Neurodevelopmental disorders (i.e. intellectual disability, autism) affect >1% of the population, and often have a genetic basis. Our lab seeks to get insight in the molecular and cellular mechanisms underlying these disorders, with the ultimate goal to develop treatments. Our research into these disorders is divided into three research lines: (1) Improving genetic diagnosis, (2) Understanding the mechanisms underlying neurodevelopmental disorders (3) Translational studies (i.e. clinical trials) to improve the quality of life of the affected individuals.
To improve genetic diagnosis, we have developed together with van Woerden lab a functional genomics screen (PRiSM) to rapidly determine if a genetic variant is pathogenic. This screen is not only important for providing a diagnosis, but also allows us to get more insight in the genes underlying neurodevelopment.

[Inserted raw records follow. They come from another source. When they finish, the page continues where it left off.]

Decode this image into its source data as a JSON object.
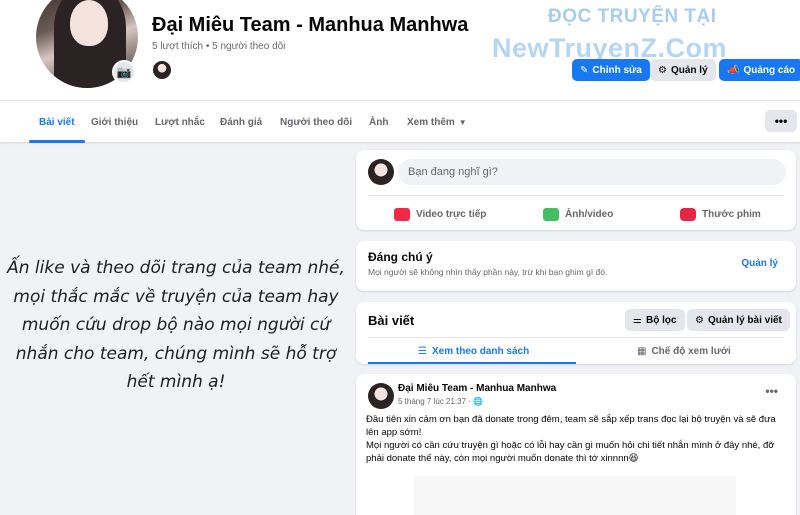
{
  "header": {
    "page_name": "Đại Miêu Team - Manhua Manhwa",
    "meta": "5 lượt thích • 5 người theo dõi",
    "camera_icon": "camera-icon",
    "watermark_line1": "ĐỌC TRUYỆN TẠI",
    "watermark_line2": "NewTruyenZ.Com",
    "buttons": {
      "edit": "Chỉnh sửa",
      "manage": "Quản lý",
      "advertise": "Quảng cáo"
    }
  },
  "tabs": [
    "Bài viết",
    "Giới thiệu",
    "Lượt nhắc",
    "Đánh giá",
    "Người theo dõi",
    "Ảnh",
    "Xem thêm"
  ],
  "more_button": "•••",
  "left_panel": {
    "text": "Ấn like và theo dõi trang của team nhé, mọi thắc mắc về truyện của team hay muốn cứu drop bộ nào mọi người cứ nhắn cho team, chúng mình sẽ hỗ trợ hết mình ạ!"
  },
  "composer": {
    "placeholder": "Bạn đang nghĩ gì?",
    "actions": {
      "live": "Video trực tiếp",
      "photo": "Ảnh/video",
      "reel": "Thước phim"
    }
  },
  "notice": {
    "title": "Đáng chú ý",
    "desc": "Mọi người sẽ không nhìn thấy phần này, trừ khi bạn ghim gì đó.",
    "manage": "Quản lý"
  },
  "posts_header": {
    "title": "Bài viết",
    "filter": "Bộ lọc",
    "manage_posts": "Quản lý bài viết",
    "list_view": "Xem theo danh sách",
    "grid_view": "Chế độ xem lưới"
  },
  "post": {
    "author": "Đại Miêu Team - Manhua Manhwa",
    "time": "5 tháng 7 lúc 21:37 · ",
    "more": "•••",
    "text_1": "Đầu tiên xin cảm ơn bạn đã donate trong đêm, team sẽ sắp xếp trans đọc lại bộ truyện và sẽ đưa lên app sớm!",
    "text_2": "Mọi người có cần cứu truyện gì hoặc có lỗi hay cần gì muốn hỏi chi tiết nhắn mình ở đây nhé, đỡ phải donate thế này, còn mọi người muốn donate thì tớ xinnnn😆"
  },
  "colors": {
    "accent": "#1877f2",
    "background": "#f0f2f5",
    "watermark": "#a9cff2"
  }
}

Understanding the mechanisms underlying neurodevelopmental disorders
To get more insight in the pathophysiology of neurodevelopmental disorders, we typically make use of genetically engineered mouse models as a tool to dissect the underlying mechanisms. Mouse models are analyzed at the biochemical, cellular (electrophysiological) and behavioral level. By analyzing the mice at all these levels we hope to understand the specific function of these genes and proteins in brain development and learning and memory. Besides mouse models, we are currently also exploring the value of iPS cells to study these disorders. The genes and proteins that we specifically focus on are proteins associated with the RAS-ERK-MTOR signaling pathway and the proteasome.
To translate our findings to the patients, we are part of the ENCORE expertise center for neurodevelopmental disorders, for which Ype Elgersma is the scientific director. ENCORE has large expertise outpatient clinic for Angelman Syndrome, Neurofibromatosis (NF1), Tuberous Sclerosis (TSC), Fragile X and genetic forms of autism.